The Raid on Cuxhaven, Christmas Day 1914.

The raid was a British ship-based air-raid on the Imperial German Navy at Cuxhaven mounted on Christmas Day, 1914.

Aircraft of the Royal Naval Air Service were carried to within striking distance by seaplane tenders of the Royal Navy, supported by both surface ships and submarines. The aircraft flew over the Cuxhaven area and dropped their bombs, causing damage to shore installations.

It was described at the time as an “air reconnaissance of the Heligoland Bight, including Cuxhaven, Heligoland and Wilhelmshaven … by naval seaplanes” during which “the opportunity was taken of attacking with bombs points of military importance” in northern Imperial Germany.

The story of the raid was thus told in the Admiralty announcement:

“On Friday, the 25th, German warships lying in Schillig Roads off Cuxhaven were attacked by 7 Naval seaplanes. The attack was delivered in daylight starting from a point in the vicinity of Heligoland. The seaplanes were escorted by a light cruiser and destroyer force, together with submarines. As soon as these ships were seen by the Germans at Heligoland, two Zeppelins, three or four hostile seaplanes and several submarines attacked them.

It was necessary for the British ships to stay in the neighbourhood in order to pick up the returning airmen, and a naval combat ensued between the most modern cruisers on one hand and the enemy’s aircraft and submarines on the other.

Flight Commander Hewlett of the Royal Naval Air Service (before the RAF was formed) almost colliding with a mast of a German warship during the air raid on Cuxhaven on Christmas Day 1914. Reproduction of a painting by John Bryan in Great War Deeds, a special panorama supplement produced by the Illustrated London News in 1915, featuring heroic actions of the First World War. Date: 1914

By swift manoeuvring, the enemy submarines were avoided and the two Zeppelins were easily put to flight by the guns of HMS Arethusa. (Flagship of Commodore R Y Tyrwhitt), HMS Undaunted and HMS Aurora. The enemy’s seaplanes succeeded in dropping their bombs near to our ships though without hitting any.

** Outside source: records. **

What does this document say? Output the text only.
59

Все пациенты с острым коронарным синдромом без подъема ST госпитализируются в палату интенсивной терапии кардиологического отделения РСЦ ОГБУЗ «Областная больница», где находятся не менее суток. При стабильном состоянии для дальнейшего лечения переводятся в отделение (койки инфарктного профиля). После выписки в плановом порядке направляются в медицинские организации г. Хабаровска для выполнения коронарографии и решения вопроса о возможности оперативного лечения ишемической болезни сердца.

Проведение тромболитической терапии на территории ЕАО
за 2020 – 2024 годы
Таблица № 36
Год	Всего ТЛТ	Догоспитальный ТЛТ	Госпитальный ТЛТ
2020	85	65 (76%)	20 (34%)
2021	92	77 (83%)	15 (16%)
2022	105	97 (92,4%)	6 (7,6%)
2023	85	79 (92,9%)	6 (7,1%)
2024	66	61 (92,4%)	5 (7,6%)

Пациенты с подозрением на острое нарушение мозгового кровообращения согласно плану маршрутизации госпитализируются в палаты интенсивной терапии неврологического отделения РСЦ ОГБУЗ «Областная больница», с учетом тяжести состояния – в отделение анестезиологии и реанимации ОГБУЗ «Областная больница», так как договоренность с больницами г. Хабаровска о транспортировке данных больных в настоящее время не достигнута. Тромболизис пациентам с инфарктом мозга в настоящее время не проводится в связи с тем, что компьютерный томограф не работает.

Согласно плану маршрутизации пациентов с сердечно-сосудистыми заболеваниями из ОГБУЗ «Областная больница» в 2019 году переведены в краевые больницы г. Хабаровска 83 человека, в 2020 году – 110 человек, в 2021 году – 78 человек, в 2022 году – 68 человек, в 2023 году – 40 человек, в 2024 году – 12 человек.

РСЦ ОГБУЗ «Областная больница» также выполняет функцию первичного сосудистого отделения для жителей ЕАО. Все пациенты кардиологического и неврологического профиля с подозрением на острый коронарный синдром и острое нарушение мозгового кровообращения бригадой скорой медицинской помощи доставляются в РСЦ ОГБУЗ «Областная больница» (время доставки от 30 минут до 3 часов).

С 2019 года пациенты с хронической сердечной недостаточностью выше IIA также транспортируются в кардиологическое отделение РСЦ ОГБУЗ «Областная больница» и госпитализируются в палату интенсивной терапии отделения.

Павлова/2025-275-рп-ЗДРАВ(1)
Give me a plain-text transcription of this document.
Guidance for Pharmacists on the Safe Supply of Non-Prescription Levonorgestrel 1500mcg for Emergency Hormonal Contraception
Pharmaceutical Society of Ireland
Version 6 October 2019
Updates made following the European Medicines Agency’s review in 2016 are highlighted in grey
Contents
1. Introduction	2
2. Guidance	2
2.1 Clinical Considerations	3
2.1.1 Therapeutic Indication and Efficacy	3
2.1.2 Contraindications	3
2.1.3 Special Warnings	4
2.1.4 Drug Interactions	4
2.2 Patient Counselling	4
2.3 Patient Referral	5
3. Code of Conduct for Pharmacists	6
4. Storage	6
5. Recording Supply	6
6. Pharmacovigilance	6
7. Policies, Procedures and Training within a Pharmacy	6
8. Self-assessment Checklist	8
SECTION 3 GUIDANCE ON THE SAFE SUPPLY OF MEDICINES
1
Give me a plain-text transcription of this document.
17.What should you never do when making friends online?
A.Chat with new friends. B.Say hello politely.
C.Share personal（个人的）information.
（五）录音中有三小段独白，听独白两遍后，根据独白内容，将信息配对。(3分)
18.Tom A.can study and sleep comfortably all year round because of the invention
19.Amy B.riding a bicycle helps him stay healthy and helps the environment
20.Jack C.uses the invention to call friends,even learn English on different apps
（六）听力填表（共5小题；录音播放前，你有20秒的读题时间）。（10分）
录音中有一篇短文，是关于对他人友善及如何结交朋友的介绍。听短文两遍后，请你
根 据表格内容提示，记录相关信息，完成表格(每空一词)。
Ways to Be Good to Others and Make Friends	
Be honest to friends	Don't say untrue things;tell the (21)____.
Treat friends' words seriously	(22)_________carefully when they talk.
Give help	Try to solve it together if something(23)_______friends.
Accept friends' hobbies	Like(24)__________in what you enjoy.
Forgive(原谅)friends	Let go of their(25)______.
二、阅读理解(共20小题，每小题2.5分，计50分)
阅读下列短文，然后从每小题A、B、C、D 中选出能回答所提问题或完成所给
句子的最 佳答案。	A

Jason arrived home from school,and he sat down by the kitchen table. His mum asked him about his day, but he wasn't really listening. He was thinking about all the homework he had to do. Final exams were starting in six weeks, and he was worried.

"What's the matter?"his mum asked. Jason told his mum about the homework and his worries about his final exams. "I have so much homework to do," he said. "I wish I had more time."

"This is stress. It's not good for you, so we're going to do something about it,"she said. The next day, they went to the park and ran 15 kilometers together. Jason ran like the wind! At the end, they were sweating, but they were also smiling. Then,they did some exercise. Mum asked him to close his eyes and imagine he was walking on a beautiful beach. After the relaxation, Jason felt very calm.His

The British ships remained for 3 hours off the enemy’s coast without being molested by any surface vessel and safely embarked 3 out of the 7 airmen with their machines. Three other pilots which returned later were picked up by British submarines which were standing by, their machines being sunk.

The British airmen’s bombs were discharged on points of military significance doing great damage to the German base”.